Neophyte questions about PCIe

Bjorn Helgaas helgaas at kernel.org
Mon Mar 13 14:40:24 PDT 2017


On Sat, Mar 11, 2017 at 11:57:56AM +0100, Mason wrote:
> On 10/03/2017 18:49, Mason wrote:

> > static void tango_pcie_bar_quirk(struct pci_dev *dev)
> > {
> > 	struct pci_bus *bus = dev->bus;
> > 
> > 	printk("%s: bus=%d devfn=%d\n", __func__, bus->number, dev->devfn);
> > 
> >         pci_write_config_dword(dev, PCI_BASE_ADDRESS_0, 0x80000004);
> > }
> > DECLARE_PCI_FIXUP_FINAL(0x1105, PCI_ANY_ID, tango_pcie_bar_quirk);
> 
> And this is where the elusive "black magic" happens.
> 
> Is it "safe" to configure a BAR behind Linux's back?

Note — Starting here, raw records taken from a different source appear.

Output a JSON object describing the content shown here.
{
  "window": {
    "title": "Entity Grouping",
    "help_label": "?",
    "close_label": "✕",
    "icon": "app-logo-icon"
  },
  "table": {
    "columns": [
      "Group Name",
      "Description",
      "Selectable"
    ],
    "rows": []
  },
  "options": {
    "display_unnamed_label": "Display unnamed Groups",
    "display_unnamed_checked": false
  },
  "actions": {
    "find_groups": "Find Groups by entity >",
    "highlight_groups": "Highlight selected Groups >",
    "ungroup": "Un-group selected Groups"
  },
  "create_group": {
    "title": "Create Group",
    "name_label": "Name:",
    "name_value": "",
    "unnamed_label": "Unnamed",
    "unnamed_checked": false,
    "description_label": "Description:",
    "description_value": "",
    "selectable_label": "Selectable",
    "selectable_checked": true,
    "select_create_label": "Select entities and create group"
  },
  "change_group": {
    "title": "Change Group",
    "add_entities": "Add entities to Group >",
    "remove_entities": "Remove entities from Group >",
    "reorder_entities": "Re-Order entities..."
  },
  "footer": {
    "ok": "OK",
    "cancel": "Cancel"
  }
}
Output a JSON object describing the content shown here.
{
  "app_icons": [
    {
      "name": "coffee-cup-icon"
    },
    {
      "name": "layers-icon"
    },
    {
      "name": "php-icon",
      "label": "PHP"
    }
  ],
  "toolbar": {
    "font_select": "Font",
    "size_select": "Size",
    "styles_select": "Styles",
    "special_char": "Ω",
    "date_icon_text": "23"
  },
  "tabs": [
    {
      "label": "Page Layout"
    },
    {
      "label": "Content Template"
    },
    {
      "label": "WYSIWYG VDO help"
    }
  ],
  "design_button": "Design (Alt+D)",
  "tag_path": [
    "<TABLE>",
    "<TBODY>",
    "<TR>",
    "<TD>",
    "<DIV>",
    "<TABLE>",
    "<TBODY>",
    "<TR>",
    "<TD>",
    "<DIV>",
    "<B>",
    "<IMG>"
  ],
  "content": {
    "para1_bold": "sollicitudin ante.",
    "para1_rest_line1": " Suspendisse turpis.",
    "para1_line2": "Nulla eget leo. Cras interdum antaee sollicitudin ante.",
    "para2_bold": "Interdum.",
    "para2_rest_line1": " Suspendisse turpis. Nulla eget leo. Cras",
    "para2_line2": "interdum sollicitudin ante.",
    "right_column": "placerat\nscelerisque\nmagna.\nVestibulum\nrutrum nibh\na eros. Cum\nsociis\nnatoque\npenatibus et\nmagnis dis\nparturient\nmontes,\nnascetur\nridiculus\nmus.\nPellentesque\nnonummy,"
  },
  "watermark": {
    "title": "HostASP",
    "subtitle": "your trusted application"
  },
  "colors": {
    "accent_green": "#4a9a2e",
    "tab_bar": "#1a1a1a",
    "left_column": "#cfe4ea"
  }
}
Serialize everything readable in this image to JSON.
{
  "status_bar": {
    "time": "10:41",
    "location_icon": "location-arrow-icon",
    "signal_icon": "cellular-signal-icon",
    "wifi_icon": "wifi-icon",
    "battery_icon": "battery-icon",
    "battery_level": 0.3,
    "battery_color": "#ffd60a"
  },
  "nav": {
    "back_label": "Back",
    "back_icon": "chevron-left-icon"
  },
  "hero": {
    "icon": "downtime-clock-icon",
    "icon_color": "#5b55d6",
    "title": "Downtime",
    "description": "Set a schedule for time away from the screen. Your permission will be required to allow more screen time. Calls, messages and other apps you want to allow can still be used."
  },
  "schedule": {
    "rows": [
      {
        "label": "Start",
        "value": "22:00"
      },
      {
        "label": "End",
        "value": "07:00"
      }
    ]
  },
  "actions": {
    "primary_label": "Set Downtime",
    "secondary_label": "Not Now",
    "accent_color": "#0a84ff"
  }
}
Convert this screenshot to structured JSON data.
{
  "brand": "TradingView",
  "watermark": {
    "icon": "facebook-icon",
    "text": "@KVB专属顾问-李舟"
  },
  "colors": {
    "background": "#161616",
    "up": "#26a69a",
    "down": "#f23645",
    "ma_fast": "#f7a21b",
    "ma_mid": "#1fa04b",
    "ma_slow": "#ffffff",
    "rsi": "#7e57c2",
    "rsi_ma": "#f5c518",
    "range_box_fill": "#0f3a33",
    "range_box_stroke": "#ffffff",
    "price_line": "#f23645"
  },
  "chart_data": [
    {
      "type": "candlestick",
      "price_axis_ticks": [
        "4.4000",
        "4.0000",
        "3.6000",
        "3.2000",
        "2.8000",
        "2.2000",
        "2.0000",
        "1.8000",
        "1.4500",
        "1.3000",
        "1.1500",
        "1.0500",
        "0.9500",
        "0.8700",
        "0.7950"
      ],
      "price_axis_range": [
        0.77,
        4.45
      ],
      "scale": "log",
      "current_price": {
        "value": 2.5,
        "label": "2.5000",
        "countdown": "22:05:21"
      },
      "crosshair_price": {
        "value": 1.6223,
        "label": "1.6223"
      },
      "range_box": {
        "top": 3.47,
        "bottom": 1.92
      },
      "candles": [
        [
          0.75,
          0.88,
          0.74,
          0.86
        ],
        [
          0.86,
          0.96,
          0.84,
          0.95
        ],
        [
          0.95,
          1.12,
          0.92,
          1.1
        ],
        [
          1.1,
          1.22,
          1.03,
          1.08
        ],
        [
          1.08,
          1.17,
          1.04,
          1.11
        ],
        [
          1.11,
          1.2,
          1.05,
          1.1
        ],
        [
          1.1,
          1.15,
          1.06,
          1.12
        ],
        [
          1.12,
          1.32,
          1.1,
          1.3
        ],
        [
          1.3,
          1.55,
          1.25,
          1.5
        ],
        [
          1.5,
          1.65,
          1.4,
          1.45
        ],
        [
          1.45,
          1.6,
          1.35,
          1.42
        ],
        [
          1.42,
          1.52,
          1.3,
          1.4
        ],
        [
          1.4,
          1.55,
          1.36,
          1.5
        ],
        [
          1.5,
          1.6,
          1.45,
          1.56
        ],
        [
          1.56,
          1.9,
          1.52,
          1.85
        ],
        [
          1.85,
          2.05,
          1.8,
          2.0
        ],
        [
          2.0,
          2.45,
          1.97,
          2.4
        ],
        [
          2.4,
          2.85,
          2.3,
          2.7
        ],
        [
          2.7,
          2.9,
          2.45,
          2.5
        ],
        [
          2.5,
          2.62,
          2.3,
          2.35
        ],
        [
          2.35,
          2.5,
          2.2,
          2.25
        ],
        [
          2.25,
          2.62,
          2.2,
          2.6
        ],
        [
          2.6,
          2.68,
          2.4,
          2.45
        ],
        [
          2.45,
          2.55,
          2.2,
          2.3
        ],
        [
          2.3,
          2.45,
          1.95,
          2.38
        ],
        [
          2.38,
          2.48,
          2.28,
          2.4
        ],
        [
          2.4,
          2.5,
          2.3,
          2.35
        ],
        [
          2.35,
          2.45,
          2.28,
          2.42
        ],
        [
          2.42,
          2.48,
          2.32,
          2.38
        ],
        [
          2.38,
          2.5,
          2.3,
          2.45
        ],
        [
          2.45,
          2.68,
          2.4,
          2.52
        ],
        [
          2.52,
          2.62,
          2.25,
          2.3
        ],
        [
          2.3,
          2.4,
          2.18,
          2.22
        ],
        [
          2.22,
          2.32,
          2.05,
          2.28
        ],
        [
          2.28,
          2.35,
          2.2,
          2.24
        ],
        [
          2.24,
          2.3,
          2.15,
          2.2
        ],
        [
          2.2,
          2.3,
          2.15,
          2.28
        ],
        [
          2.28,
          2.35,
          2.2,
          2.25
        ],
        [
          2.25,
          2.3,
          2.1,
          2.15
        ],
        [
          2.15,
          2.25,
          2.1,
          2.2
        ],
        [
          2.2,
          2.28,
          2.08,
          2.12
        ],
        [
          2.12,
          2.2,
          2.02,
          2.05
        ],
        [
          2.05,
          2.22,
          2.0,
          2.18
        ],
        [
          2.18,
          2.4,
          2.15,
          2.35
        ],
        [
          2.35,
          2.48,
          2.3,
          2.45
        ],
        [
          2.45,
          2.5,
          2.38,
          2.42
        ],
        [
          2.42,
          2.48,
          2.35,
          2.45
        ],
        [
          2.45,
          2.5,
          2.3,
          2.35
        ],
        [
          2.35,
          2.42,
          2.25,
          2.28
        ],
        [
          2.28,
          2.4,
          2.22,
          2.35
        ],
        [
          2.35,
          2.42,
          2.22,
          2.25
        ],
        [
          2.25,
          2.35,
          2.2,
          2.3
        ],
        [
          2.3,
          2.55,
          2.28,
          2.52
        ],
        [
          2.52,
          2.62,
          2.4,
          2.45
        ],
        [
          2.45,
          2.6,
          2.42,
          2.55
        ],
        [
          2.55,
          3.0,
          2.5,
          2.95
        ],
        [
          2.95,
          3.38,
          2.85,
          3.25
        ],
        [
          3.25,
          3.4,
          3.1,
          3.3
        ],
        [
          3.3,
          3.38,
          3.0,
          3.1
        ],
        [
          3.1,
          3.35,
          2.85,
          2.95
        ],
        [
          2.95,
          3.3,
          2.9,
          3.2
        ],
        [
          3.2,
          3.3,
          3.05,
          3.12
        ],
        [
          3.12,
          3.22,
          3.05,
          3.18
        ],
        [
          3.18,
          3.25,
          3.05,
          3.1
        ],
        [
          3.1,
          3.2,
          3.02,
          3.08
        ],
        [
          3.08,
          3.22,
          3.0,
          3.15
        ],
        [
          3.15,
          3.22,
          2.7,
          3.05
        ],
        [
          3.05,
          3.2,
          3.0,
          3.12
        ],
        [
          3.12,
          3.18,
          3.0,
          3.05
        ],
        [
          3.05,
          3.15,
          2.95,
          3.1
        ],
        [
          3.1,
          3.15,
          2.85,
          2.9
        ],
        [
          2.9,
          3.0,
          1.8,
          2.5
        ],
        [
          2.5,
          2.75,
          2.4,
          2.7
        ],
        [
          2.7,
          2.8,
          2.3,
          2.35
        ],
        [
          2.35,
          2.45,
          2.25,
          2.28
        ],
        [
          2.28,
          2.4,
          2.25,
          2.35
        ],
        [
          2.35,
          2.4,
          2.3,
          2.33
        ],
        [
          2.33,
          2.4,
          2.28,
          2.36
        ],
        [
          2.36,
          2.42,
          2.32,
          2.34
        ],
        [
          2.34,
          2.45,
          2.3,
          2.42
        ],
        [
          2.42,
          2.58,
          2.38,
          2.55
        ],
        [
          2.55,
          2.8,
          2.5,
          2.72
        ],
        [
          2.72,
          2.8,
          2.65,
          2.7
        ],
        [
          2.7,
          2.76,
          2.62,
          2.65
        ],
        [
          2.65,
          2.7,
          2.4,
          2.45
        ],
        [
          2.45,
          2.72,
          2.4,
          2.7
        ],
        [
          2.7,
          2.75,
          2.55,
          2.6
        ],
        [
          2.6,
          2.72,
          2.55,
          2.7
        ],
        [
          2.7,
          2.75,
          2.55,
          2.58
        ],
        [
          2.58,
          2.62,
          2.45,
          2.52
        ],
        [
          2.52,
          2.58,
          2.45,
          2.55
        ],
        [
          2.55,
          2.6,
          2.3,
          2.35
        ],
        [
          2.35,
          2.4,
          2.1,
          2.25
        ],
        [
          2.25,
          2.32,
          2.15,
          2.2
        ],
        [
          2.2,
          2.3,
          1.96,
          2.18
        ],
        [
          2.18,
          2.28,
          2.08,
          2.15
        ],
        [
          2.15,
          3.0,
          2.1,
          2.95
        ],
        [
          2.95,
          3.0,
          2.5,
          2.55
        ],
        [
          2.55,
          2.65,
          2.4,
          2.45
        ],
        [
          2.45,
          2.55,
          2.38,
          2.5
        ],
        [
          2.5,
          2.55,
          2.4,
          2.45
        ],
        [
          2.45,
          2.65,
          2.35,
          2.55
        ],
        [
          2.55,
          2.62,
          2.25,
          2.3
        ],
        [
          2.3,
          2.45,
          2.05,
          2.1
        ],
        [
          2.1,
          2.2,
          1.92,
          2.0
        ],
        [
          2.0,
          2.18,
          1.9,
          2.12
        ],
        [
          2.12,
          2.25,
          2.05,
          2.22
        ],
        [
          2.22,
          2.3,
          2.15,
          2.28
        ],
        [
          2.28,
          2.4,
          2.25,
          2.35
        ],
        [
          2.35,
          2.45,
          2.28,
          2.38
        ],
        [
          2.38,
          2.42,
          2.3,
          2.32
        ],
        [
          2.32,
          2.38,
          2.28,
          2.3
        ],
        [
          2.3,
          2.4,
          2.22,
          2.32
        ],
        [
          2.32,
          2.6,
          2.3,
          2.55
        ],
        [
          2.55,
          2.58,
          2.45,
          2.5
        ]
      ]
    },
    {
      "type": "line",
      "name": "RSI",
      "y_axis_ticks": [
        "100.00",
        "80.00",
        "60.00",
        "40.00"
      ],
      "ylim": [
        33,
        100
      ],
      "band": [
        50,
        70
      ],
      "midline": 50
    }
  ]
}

No.  Linux maintains a struct resource for every BAR.  This quirk
makes the BAR out of sync with the resource, so Linux no longer has an
accurate idea of what bus address space is consumed and what is
available.

Normally a BAR is for mapping device registers into PCI bus address
space.  If this BAR controls how the RC forwards PCI DMA transactions
to RAM, then it's not really a BAR and you should prevent Linux from
seeing it as a BAR.  You could do this by special-casing it in the
config accessor so reads return 0 and writes are dropped.  Then you
could write the register in your host bridge driver safely because the
PCI core would think the BAR is not implemented.